2.       The Government briefing note on the change states: “Businesses, economy and tax experts like the International Monetary Fund, Institute for Government, the CBI, Chartered Institute of Taxation and the IFS have all been calling for this change. It will mean businesses and people face less frequent changes to the tax system, helping to promote certainty and stability.”

3.       The Chartered Institute of Taxation (CIOT)

The CIOT is the leading professional body in the United Kingdom concerned solely with taxation. The CIOT is an educational charity, promoting education and study of the administration and practice of taxation. One of our key aims is to work for a better, more efficient, tax system for all affected by it – taxpayers, their advisers and the authorities. The CIOT’s work covers all aspects of taxation, including direct and indirect taxes and duties.
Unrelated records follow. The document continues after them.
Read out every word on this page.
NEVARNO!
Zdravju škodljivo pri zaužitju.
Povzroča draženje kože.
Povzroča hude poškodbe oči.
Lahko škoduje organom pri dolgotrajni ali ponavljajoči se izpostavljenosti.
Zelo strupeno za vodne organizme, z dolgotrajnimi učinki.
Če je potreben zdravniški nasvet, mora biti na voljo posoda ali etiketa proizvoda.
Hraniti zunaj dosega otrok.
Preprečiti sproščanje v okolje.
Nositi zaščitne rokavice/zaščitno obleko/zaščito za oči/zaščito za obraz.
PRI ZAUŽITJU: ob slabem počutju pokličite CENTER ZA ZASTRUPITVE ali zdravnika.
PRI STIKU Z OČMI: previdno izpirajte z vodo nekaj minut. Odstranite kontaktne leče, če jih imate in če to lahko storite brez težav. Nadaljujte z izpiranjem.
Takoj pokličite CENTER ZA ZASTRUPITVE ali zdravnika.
Through our Low Incomes Tax Reform Group (LITRG), the CIOT has a particular focus on improving the tax system, including tax credits and benefits, for the unrepresented taxpayer.

The CIOT draws on our members’ experience in private practice, commerce and industry, government and academia to improve tax administration and propose and explain how tax policy objectives can most effectively be achieved. We also link to, and draw on, similar leading professional tax bodies in other countries. The CIOT’s comments and recommendations on tax issues are made in line with our charitable objectives: we are politically neutral in our work.

The CIOT’s 17,600 members have the practising title of ‘Chartered Tax Adviser’ and the designatory letters ‘CTA’, to represent the leading tax qualification.